问题
Consider a user that needs a text of docx document without the headers and footers for processing in R.
If a file.docx is renamed as file.zip and the document document.xml is analyzed - it is a well formed XML document with the text.
Did Microsfot (or other developer) publish a schema for this document.xml subfile in the ZIP package of docx file?
The file looks like this:
<?xml version="1.0" encoding="UTF-8" standalone="yes" ?>
- <w:document xmlns:wpc="http://schemas.microsoft.com/office/word/2010/wordprocessingCanvas" xmlns:mc="http://schemas.openxmlformats.org/markup-compatibility/2006" xmlns:o="urn:schemas-microsoft-com:office:office" xmlns:r="http://schemas.openxmlformats.org/officeDocument/2006/relationships" xmlns:m="http://schemas.openxmlformats.org/officeDocument/2006/math" xmlns:v="urn:schemas-microsoft-com:vml" xmlns:wp14="http://schemas.microsoft.com/office/word/2010/wordprocessingDrawing" xmlns:wp="http://schemas.openxmlformats.org/drawingml/2006/wordprocessingDrawing" xmlns:w10="urn:schemas-microsoft-com:office:word" xmlns:w="http://schemas.openxmlformats.org/wordprocessingml/2006/main" xmlns:w14="http://schemas.microsoft.com/office/word/2010/wordml" xmlns:wpg="http://schemas.microsoft.com/office/word/2010/wordprocessingGroup" xmlns:wpi="http://schemas.microsoft.com/office/word/2010/wordprocessingInk" xmlns:wne="http://schemas.microsoft.com/office/word/2006/wordml" xmlns:wps="http://schemas.microsoft.com/office/word/2010/wordprocessingShape" mc:Ignorable="w14 wp14">
- <w:body>
- <w:p w:rsidR="00F447D7" w:rsidRPr="00C63308" w:rsidRDefault="00F447D7">
- <w:pPr>
回答1:
From wikipedia:
The format was initially standardised by Ecma (as ECMA-376) and, in later versions, by ISO and IEC (as ISO/IEC 29500).

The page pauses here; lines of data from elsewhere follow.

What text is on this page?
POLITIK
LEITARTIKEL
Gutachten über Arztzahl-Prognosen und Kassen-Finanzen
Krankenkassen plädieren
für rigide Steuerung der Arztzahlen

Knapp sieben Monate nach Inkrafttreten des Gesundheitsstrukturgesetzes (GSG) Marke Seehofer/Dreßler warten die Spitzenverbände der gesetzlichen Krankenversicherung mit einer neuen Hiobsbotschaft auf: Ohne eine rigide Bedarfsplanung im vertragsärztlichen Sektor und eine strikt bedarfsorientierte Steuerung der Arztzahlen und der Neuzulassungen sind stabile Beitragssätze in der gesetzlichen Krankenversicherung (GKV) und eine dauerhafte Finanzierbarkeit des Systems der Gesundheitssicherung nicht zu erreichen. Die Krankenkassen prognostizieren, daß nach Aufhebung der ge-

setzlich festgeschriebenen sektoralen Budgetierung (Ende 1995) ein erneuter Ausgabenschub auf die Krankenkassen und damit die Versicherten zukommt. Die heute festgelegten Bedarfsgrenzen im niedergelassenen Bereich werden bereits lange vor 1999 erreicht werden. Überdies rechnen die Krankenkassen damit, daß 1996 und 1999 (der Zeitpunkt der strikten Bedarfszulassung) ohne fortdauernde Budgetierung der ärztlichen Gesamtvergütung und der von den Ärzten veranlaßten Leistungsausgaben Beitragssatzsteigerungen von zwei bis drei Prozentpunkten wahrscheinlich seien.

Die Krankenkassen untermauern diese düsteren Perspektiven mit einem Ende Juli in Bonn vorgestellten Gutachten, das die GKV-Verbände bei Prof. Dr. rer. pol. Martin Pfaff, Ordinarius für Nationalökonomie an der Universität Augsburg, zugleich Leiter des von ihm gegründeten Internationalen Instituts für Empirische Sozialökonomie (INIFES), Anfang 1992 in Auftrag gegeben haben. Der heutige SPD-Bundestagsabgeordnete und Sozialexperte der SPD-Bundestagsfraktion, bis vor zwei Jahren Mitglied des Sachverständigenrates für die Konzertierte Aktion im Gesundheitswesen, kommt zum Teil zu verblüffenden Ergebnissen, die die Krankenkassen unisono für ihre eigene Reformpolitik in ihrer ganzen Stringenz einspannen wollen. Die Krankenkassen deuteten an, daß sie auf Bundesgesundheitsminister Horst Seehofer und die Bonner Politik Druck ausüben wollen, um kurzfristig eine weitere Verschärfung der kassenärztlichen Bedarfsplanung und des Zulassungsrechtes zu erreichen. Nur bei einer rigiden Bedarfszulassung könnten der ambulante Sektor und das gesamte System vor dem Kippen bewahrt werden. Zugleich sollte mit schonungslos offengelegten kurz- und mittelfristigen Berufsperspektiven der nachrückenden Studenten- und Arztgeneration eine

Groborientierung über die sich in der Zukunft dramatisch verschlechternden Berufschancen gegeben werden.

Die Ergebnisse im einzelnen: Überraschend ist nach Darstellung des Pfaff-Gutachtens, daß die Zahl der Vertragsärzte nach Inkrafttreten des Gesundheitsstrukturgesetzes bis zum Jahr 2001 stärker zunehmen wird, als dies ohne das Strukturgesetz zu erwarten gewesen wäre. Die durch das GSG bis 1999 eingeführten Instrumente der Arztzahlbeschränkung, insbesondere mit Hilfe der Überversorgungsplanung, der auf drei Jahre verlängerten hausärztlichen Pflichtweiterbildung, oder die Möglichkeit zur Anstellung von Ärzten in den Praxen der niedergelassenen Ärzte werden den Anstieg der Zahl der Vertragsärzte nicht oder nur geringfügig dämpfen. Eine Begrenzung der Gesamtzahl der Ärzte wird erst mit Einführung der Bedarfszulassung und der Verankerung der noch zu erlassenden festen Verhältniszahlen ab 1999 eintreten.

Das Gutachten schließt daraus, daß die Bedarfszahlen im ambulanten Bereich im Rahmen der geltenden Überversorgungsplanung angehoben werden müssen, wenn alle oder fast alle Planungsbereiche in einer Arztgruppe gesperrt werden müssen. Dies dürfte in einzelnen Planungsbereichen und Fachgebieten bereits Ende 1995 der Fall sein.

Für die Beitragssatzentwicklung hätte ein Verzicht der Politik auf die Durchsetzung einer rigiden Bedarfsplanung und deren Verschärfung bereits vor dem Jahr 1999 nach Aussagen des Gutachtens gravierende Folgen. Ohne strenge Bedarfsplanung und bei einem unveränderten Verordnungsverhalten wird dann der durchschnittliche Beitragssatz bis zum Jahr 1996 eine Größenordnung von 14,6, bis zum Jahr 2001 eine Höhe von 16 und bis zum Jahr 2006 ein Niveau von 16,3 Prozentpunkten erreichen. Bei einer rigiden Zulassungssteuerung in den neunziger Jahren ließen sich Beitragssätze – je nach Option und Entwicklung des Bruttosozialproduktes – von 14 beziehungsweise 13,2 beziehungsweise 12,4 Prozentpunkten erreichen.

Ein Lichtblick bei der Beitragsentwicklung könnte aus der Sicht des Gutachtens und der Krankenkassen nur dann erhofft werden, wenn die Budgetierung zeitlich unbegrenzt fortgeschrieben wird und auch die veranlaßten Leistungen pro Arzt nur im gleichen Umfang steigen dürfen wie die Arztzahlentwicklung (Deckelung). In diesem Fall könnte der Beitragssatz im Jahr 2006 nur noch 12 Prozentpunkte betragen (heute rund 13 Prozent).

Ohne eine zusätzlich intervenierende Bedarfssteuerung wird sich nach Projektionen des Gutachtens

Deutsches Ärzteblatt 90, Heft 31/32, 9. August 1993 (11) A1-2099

You can find various versions of the XSD in the ECMA-376 downloads
document.xml conforms to the WordprocessingML part of the schemas (look for wml.xsd).
回答2:
I think this might be the location: http://msdn.microsoft.com/en-us/library/hh643329(v=office.12).aspx
This is version 5.2. On this page you can find a link to version 5.1.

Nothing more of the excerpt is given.